Visualising This Data in R

Importantly, there are ways to visualise data in R that can help communicate your findings in a more accessible way to general audiences.

Let’s have a look at the data I collected for my MSc thesis. In this study, I was interested in seeing whether using social media in a passive way was associated with increased comparison behaviour, emotional investment in social media, worry, and sleep problems.

Let’s get our packages ready!

library(tidyverse)
library(corrplot)
library(psych)
library(viridis)

Now let’s download and load in our data…

Dataset: correlations_heatmap.csv

correlations_heatmap <- read_csv("correlations_heatmap.csv")

…and have a look at it.

head(correlations_heatmap)

So columns 1 and 2 give us the name of the variable, and column 3 gives us an r value which just tells us the strength of the relationship.
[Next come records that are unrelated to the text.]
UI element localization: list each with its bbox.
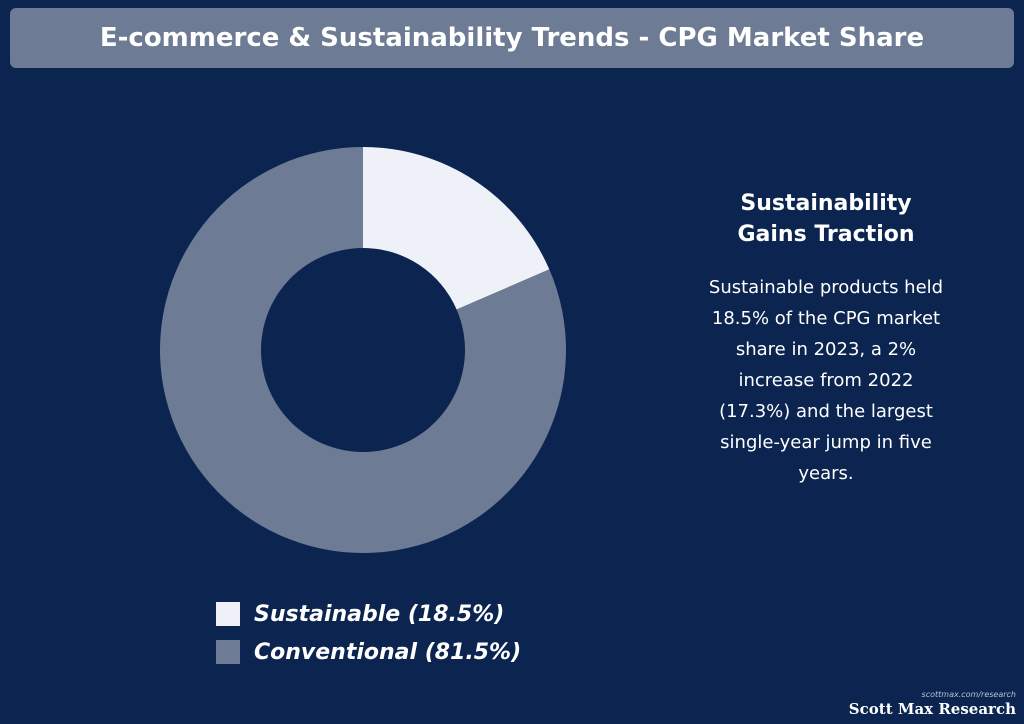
chart-title: E-commerce & Sustainability Trends - CPG…	[99, 23, 925, 53]
insight-body: Sustainable products held 18.5% of the C…	[708, 277, 944, 484]
donut-slices	[160, 147, 566, 553]
brand-name: Scott Max Research	[848, 700, 1016, 718]
legend-swatch-conventional	[216, 640, 240, 664]
legend-item-conventional: Conventional (81.5%)	[216, 634, 521, 670]
title-bar: E-commerce & Sustainability Trends - CPG…	[10, 8, 1014, 68]
insight-heading: Sustainability Gains Traction	[737, 191, 915, 247]
donut-chart	[160, 147, 566, 553]
brand-url: scottmax.com/research	[921, 690, 1016, 699]
chart-legend: Sustainable (18.5%) Conventional (81.5%)	[216, 596, 521, 672]
donut-slice-conventional	[160, 147, 566, 553]
donut-slice-sustainable	[363, 147, 550, 310]
insight-panel: Sustainability Gains Traction Sustainabl…	[686, 188, 966, 489]
brand-mark: scottmax.com/research Scott Max Research	[849, 690, 1016, 718]
legend-item-sustainable: Sustainable (18.5%)	[216, 596, 521, 632]
legend-label-conventional: Conventional (81.5%)	[254, 639, 522, 665]
legend-label-sustainable: Sustainable (18.5%)	[254, 601, 505, 627]
legend-swatch-sustainable	[216, 602, 240, 626]
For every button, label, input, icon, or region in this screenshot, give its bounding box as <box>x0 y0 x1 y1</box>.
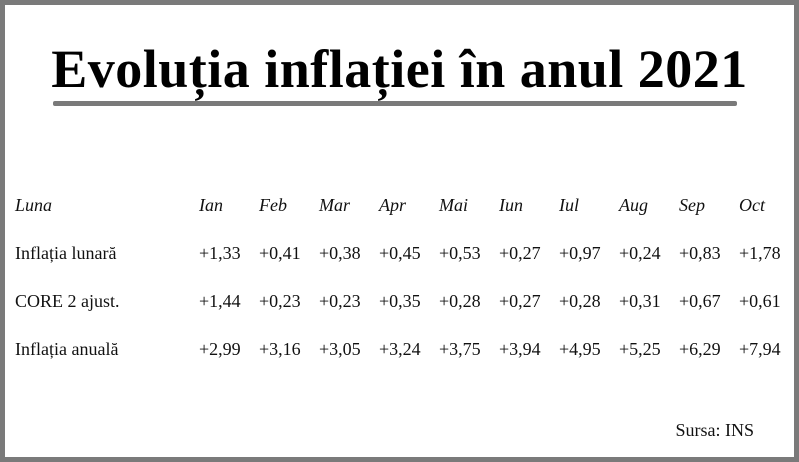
row-label-cell: Inflația lunară <box>15 243 117 263</box>
value-cell: +0,97 <box>559 243 601 263</box>
chart-title: Evoluția inflației în anul 2021 <box>51 39 748 99</box>
value-cell: +1,33 <box>199 243 241 263</box>
table-row: CORE 2 ajust. +1,44 +0,23 +0,23 +0,35 +0,28 +… <box>15 277 795 325</box>
value-cell: +0,31 <box>619 291 661 311</box>
value-cell: +0,41 <box>259 243 301 263</box>
value-cell: +0,24 <box>619 243 661 263</box>
header-label-cell: Luna <box>15 195 53 215</box>
value-cell: +3,16 <box>259 339 301 359</box>
table-row: Inflația anuală +2,99 +3,16 +3,05 +3,24 +3,7… <box>15 325 795 373</box>
month-header-1: Ian <box>199 195 223 215</box>
row-label-cell: CORE 2 ajust. <box>15 291 120 311</box>
value-cell: +0,35 <box>379 291 421 311</box>
value-cell: +0,61 <box>739 291 781 311</box>
row-label-cell: Inflația anuală <box>15 339 119 359</box>
value-cell: +0,45 <box>379 243 421 263</box>
month-header-8: Aug <box>619 195 648 215</box>
value-cell: +3,24 <box>379 339 421 359</box>
value-cell: +1,78 <box>739 243 781 263</box>
value-cell: +1,44 <box>199 291 241 311</box>
month-header-5: Mai <box>439 195 468 215</box>
value-cell: +0,27 <box>499 291 541 311</box>
value-cell: +0,28 <box>559 291 601 311</box>
month-header-9: Sep <box>679 195 705 215</box>
value-cell: +0,23 <box>259 291 301 311</box>
source-note: Sursa: INS <box>675 420 754 440</box>
value-cell: +0,83 <box>679 243 721 263</box>
value-cell: +7,94 <box>739 339 781 359</box>
value-cell: +6,29 <box>679 339 721 359</box>
value-cell: +3,05 <box>319 339 361 359</box>
month-header-2: Feb <box>259 195 287 215</box>
month-header-6: Iun <box>499 195 523 215</box>
value-cell: +3,94 <box>499 339 541 359</box>
value-cell: +3,75 <box>439 339 481 359</box>
value-cell: +0,53 <box>439 243 481 263</box>
value-cell: +5,25 <box>619 339 661 359</box>
value-cell: +0,67 <box>679 291 721 311</box>
month-header-4: Apr <box>379 195 406 215</box>
value-cell: +2,99 <box>199 339 241 359</box>
month-header-10: Oct <box>739 195 765 215</box>
value-cell: +0,23 <box>319 291 361 311</box>
title-underline <box>53 101 737 106</box>
value-cell: +0,28 <box>439 291 481 311</box>
month-header-3: Mar <box>319 195 350 215</box>
table-header-row: Luna Ian Feb Mar Apr Mai Iun Iul Aug Sep Oct <box>15 181 795 229</box>
table-row: Inflația lunară +1,33 +0,41 +0,38 +0,45 +0,5… <box>15 229 795 277</box>
value-cell: +0,38 <box>319 243 361 263</box>
value-cell: +4,95 <box>559 339 601 359</box>
month-header-7: Iul <box>559 195 579 215</box>
value-cell: +0,27 <box>499 243 541 263</box>
inflation-table: Luna Ian Feb Mar Apr Mai Iun Iul Aug Sep Oct Infl… <box>15 181 795 373</box>
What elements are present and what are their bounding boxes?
These values range between +1 and -1.

geom_tile()

So, now we have information about the strength of the relationship between these variables. But, looking at these numbers by themselves isn’t very intuitive for a general audience.

Luckily, R helps us communicate the strength of these relationships through colour.

ggplot(correlations_heatmap, aes(V1,V2, fill = r)) +
         geom_tile(aes(fill = r))

So, here, the closer the tile is to light blue then the stronger the relationship in a positive direction (i.e. as passive increases, so does ability comparison). The closer the tile is to navy, then the stronger the negative relationship (i.e. as rumination increases, sleep health decreases).

But, we can add more information here. What is the actual numeric value of the correlation?

ggplot(correlations_heatmap, aes(V1,V2, fill = r)) + 
  geom_tile(aes(fill = r)) +
  geom_text(aes(label = paste(round(r,1))))

Okay…we’re getting somewhere. But the text on the x axis is hard to read, let’s flip it round.

ggplot(correlations_heatmap, aes(V1,V2, fill = r)) + 
  geom_tile(aes(fill = r)) +
  geom_text(aes(label = paste(round(r,1)))) + 
  theme(axis.text.x= element_text(angle=90))

Great! Now we can clearly read our labels and we also have some extra information about the strength of each relationship. But, I personally find these shades of blue quite difficult to tell apart. Luckily, there’s many other colour palettes that we can try!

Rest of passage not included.